How can I manually import the Client DPI-SSL CA certificate into Firefox?

12/20/2019 1,169 People found this article helpful 490,171 Views

Description

To avoid certificate trust errors and to enable the re-signing certificate authority to successfully re-sign certificates, browsers must trust this certificate authority. Such trust can be established by having the re-signing certificate imported into the browser's trusted CA list. Internet Explorer, Chrome, Opera uses the Windows Certificate store to build trust. Mozilla Firefox uses its own certificate store and the CA certificate must be manually imported into the Firefox certificate store. This article describes the process of manual import of the SonicWall DPI-SSL CA certificate into Mozilla Firefox.

Don't want to read?
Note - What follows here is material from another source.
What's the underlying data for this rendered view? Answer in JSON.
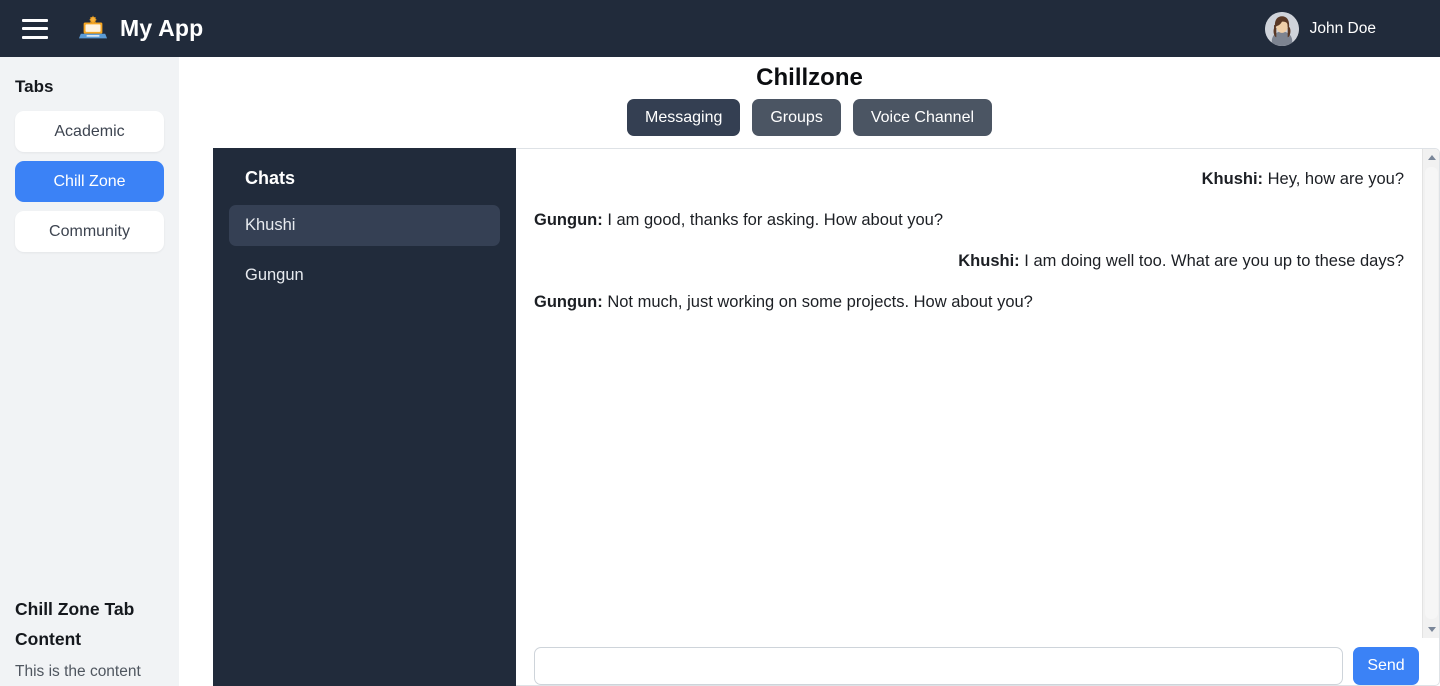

Watch instead!

Resolution

On the SonicWall Web UI

6.5 Firmware UI - go to MANAGE | Decryption Services | DPI-SSL/TLS Client
5.9/6.2 Firmware UI - go to DPI-SSL | Client SSL | Certificate
choose the appropriate DPI-SSL Certificate from the drop down menu and click on the (download) link to save the Certificate on the PC.

On the Client:

Open Firefox
Navigate to Tools | Options, click Privacy & Security and scroll down to Certificates (or in the older versions: Advanced tab and then the Certificates tab).
Click View Certificates, select the Authorities tab, and click Import.
Select the certificate file, make sure the "Trust this CA to identify websites" check box is selected, and click OK.